# Guadalajara.



## FFCPaul (Dec 26, 2009)

Hi folks,

I'm looking into relocating to Mexico with my partner & 4 month old daughter and Guadalajara seems to be a popular place for expats, from what little information I can gather anyway ! 

Can anyone give me a bit more info' on the area ? House prices, schools/nursery etc.

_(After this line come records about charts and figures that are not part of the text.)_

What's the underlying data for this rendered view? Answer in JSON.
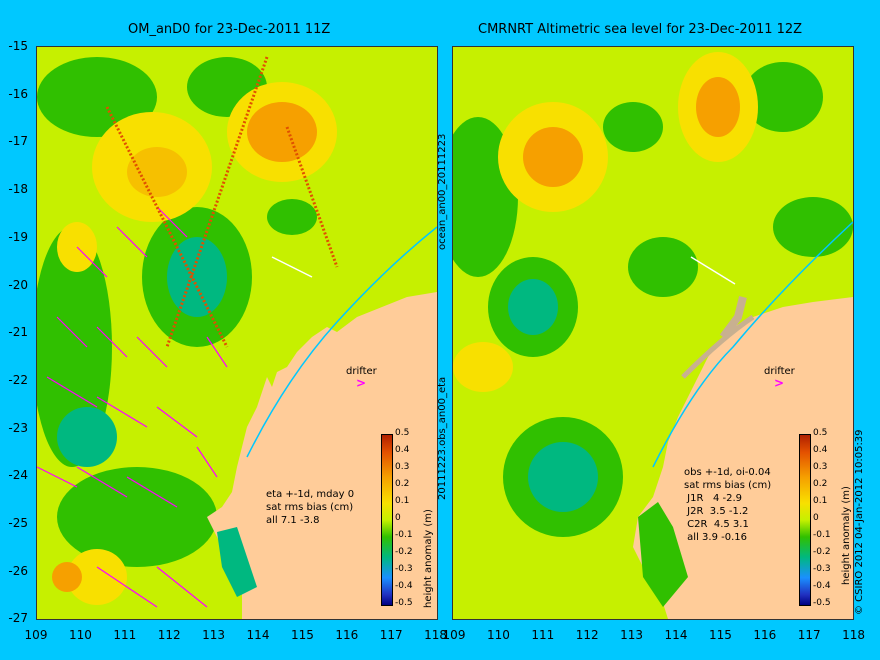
{
  "left_panel": {
    "title": "OM_anD0 for 23-Dec-2011 11Z",
    "stats": "eta +-1d, mday 0\nsat rms bias (cm)\nall 7.1 -3.8",
    "drifter_label": "drifter"
  },
  "right_panel": {
    "title": "CMRNRT Altimetric sea level  for 23-Dec-2011 12Z",
    "stats": "obs +-1d, oi-0.04\nsat rms bias (cm)\n J1R   4 -2.9\n J2R  3.5 -1.2\n C2R  4.5 3.1\n all 3.9 -0.16",
    "drifter_label": "drifter"
  },
  "side_label_top": "ocean_an00_20111223",
  "side_label_bottom": "20111223.obs_an00_eta",
  "credit": "© CSIRO 2012  04-Jan-2012 10:05:39",
  "colorbar": {
    "label": "height anomaly (m)",
    "ticks": [
      "0.5",
      "0.4",
      "0.3",
      "0.2",
      "0.1",
      "0",
      "-0.1",
      "-0.2",
      "-0.3",
      "-0.4",
      "-0.5"
    ]
  },
  "y_ticks": [
    "-15",
    "-16",
    "-17",
    "-18",
    "-19",
    "-20",
    "-21",
    "-22",
    "-23",
    "-24",
    "-25",
    "-26",
    "-27"
  ],
  "x_ticks_left": [
    "109",
    "110",
    "111",
    "112",
    "113",
    "114",
    "115",
    "116",
    "117",
    "118"
  ],
  "x_ticks_right": [
    "109",
    "110",
    "111",
    "112",
    "113",
    "114",
    "115",
    "116",
    "117",
    "118"
  ],
  "colors": {
    "background": "#00c8ff",
    "land": "#ffcc99",
    "arrow": "#ff00ff"
  }
}
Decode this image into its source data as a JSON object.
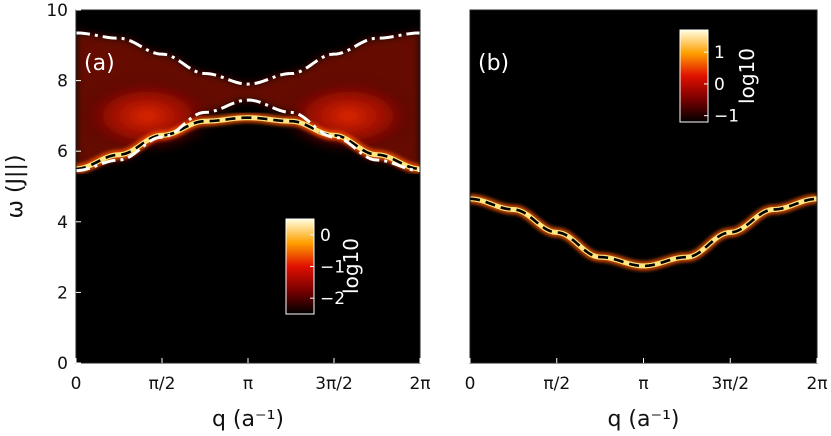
{
  "chart_data": [
    {
      "type": "heatmap",
      "panel_label": "(a)",
      "xlabel": "q (a⁻¹)",
      "ylabel": "ω (J||)",
      "xlim": [
        0,
        6.2832
      ],
      "ylim": [
        0,
        10
      ],
      "x_ticks": [
        {
          "value": 0,
          "label": "0"
        },
        {
          "value": 1.5708,
          "label": "π/2"
        },
        {
          "value": 3.1416,
          "label": "π"
        },
        {
          "value": 4.7124,
          "label": "3π/2"
        },
        {
          "value": 6.2832,
          "label": "2π"
        }
      ],
      "y_ticks": [
        {
          "value": 0,
          "label": "0"
        },
        {
          "value": 2,
          "label": "2"
        },
        {
          "value": 4,
          "label": "4"
        },
        {
          "value": 6,
          "label": "6"
        },
        {
          "value": 8,
          "label": "8"
        },
        {
          "value": 10,
          "label": "10"
        }
      ],
      "colorbar": {
        "title": "log10",
        "ticks": [
          {
            "value": 0,
            "label": "0"
          },
          {
            "value": -1,
            "label": "−1"
          },
          {
            "value": -2,
            "label": "−2"
          }
        ],
        "range": [
          -2.5,
          0.5
        ]
      },
      "series": [
        {
          "style": "dashed",
          "color": "#000000",
          "x": [
            0,
            0.7854,
            1.5708,
            2.3562,
            3.1416,
            3.927,
            4.7124,
            5.4978,
            6.2832
          ],
          "y": [
            5.5,
            5.9,
            6.45,
            6.85,
            6.95,
            6.85,
            6.45,
            5.9,
            5.5
          ]
        },
        {
          "style": "dash-dot",
          "color": "#ffffff",
          "x": [
            0,
            0.7854,
            1.5708,
            2.3562,
            3.1416,
            3.927,
            4.7124,
            5.4978,
            6.2832
          ],
          "y": [
            5.45,
            5.75,
            6.4,
            7.1,
            7.45,
            7.1,
            6.4,
            5.75,
            5.45
          ]
        },
        {
          "style": "dash-dot",
          "color": "#ffffff",
          "x": [
            0,
            0.7854,
            1.5708,
            2.3562,
            3.1416,
            3.927,
            4.7124,
            5.4978,
            6.2832
          ],
          "y": [
            9.35,
            9.2,
            8.75,
            8.2,
            7.9,
            8.2,
            8.75,
            9.2,
            9.35
          ]
        }
      ]
    },
    {
      "type": "heatmap",
      "panel_label": "(b)",
      "xlabel": "q (a⁻¹)",
      "ylabel": "",
      "xlim": [
        0,
        6.2832
      ],
      "ylim": [
        0,
        10
      ],
      "x_ticks": [
        {
          "value": 0,
          "label": "0"
        },
        {
          "value": 1.5708,
          "label": "π/2"
        },
        {
          "value": 3.1416,
          "label": "π"
        },
        {
          "value": 4.7124,
          "label": "3π/2"
        },
        {
          "value": 6.2832,
          "label": "2π"
        }
      ],
      "colorbar": {
        "title": "log10",
        "ticks": [
          {
            "value": 1,
            "label": "1"
          },
          {
            "value": 0,
            "label": "0"
          },
          {
            "value": -1,
            "label": "−1"
          }
        ],
        "range": [
          -1.2,
          1.7
        ]
      },
      "series": [
        {
          "style": "dashed",
          "color": "#000000",
          "x": [
            0,
            0.7854,
            1.5708,
            2.3562,
            3.1416,
            3.927,
            4.7124,
            5.4978,
            6.2832
          ],
          "y": [
            4.65,
            4.35,
            3.7,
            3.0,
            2.75,
            3.0,
            3.7,
            4.35,
            4.65
          ]
        }
      ]
    }
  ]
}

Or if someone can suggest other places that would be good to move to, I'll take that as well !

Hope you can help ?

Regards

Paul.


----------



## RVGRINGO (May 16, 2007)

Guadalajara is a delightful city; "The City of Roses" or "The Silicon Valley of Mexico", etc., etc. The weather is hard to beat, but is slightly better at Lake Chapala, an hour south of Guadalajara Centro.
Zapopan, Chapalita and a few other areas are popular with expats, although there is no real concentration of them in such a large metropolitan area. Retired expats generally prefer the north shore of Lake Chapala. In either case, you will find everything you need and there are private schools for your child, when the time comes. House prices will be whatever you wish to pay, depending upon neighborhood, size and quality; just like anywhere else. If you are considering Guadalajara, I assume you know Spanish. As such, you could look at the online newspaper classifieds, such as Mural, Noticias, Universal and, especially, Informador. For Lake Chapala, just search for Real Estate in Ajijic and Chapala to find several agencies advertising in English. You can also search "Bienes Raices Guadalajara, Mexico" (Caution: There is a Guadalajara in Spain).
Once you've done some homework, it will be time to make an exploratory visit; preferably, for several months. By then, you will know the visa requirements, automobile temporary import procedures and the fact that you shouldn't plan on being able to work in Mexico with any ease, unless you are assigned by a foreign company or already have a firm job offer with a Mexican firm. There are visa restrictions.


----------